There are many kinds of tails, some rarer than others. Breeders are working to insert them into all color lines, a daunting task to be sure. But if you can find a pair with the tails you want, they should breed true for you.
doubletails are exactly what they sound like. They are any betta of any finnage type or coloration that literally have two tails atop each other across the lateral line. This is a wild-type mutation that has arisen in captivity time and time again but has also been seen in wild-caught pairs. They breed 100% true, but keep a lookout for fish with a bad split. The tails should separate all the way down to the body, and should have roughly the same number of rays on each lobe.
Veiltail, ‘pet store’ tails, droop like scarves. If you were to extend the fish’s lateral line, the tail would not be symmetrical about it. This tail is not showable and not desirable anymore except for pets.
Delta tails, which have sprung up to replace the veiltail, just means a symmetrical tail over the lateral line. They fan out in a rough triangle, much like an overhead view of a river delta. The tails are usually stronger and less droopy than the veils.

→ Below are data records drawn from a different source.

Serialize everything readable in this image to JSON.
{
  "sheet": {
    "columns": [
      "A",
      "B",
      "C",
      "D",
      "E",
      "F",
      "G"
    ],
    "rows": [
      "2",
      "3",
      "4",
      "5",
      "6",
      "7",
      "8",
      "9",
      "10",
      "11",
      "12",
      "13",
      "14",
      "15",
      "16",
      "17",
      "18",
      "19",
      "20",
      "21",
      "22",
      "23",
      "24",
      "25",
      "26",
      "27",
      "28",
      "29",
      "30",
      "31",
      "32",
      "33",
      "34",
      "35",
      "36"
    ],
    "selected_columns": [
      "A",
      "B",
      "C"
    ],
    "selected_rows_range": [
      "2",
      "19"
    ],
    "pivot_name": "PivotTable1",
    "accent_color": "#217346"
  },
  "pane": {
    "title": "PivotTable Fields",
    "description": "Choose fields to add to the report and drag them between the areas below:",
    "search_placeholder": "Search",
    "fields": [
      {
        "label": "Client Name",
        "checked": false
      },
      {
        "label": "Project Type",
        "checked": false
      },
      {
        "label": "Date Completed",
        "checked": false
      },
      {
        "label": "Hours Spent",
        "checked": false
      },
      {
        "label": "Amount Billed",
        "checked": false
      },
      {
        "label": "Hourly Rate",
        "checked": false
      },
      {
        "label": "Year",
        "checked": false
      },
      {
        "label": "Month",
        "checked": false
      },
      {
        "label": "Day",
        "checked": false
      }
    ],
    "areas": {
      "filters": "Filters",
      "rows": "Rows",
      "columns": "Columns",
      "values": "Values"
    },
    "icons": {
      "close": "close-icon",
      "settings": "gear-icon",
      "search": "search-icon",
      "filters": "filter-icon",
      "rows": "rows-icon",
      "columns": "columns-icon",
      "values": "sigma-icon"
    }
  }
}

A subset of the delta is the “half-moon”. This is a delta tail with a tail so large that it is a full 180 degrees when flared. These are very rare and usually only one or two a generation arise. “Half-suns” are the result of crowntail/halfmoon genes, with a full 180 spread and the extended rays.
combtail is where each single ray extends slightly behind the fin membrane, creating a scalloped look. Also going out of fashion. (bad art to follow displays what the edges of the fin look like.
/~/~/~/
FROM the combtail, however, evolved the crowntail. The rays—which usually branch at least once and are stiffer, present a look like a circlet or crown. The rays extend further from the membrane than with a crowntail. This is one of the most ‘in’ fins right now. Breeders are working on ‘triple’ and ‘quadruple’ ray, which is when that many branches are exiting together before the bit of membrane. With more rays, there evolve smaller scallops between ray pairs.
Standard: ||__||__||__||
quadruple: ||_||___||_||___||_||___||_||
Unfortunately, my sources are lost to the years. This is what I remember from many books and webpages when I first researched this some six years ago. The data is widely available but this particular node is from memory, working at a fish store, and my own experience.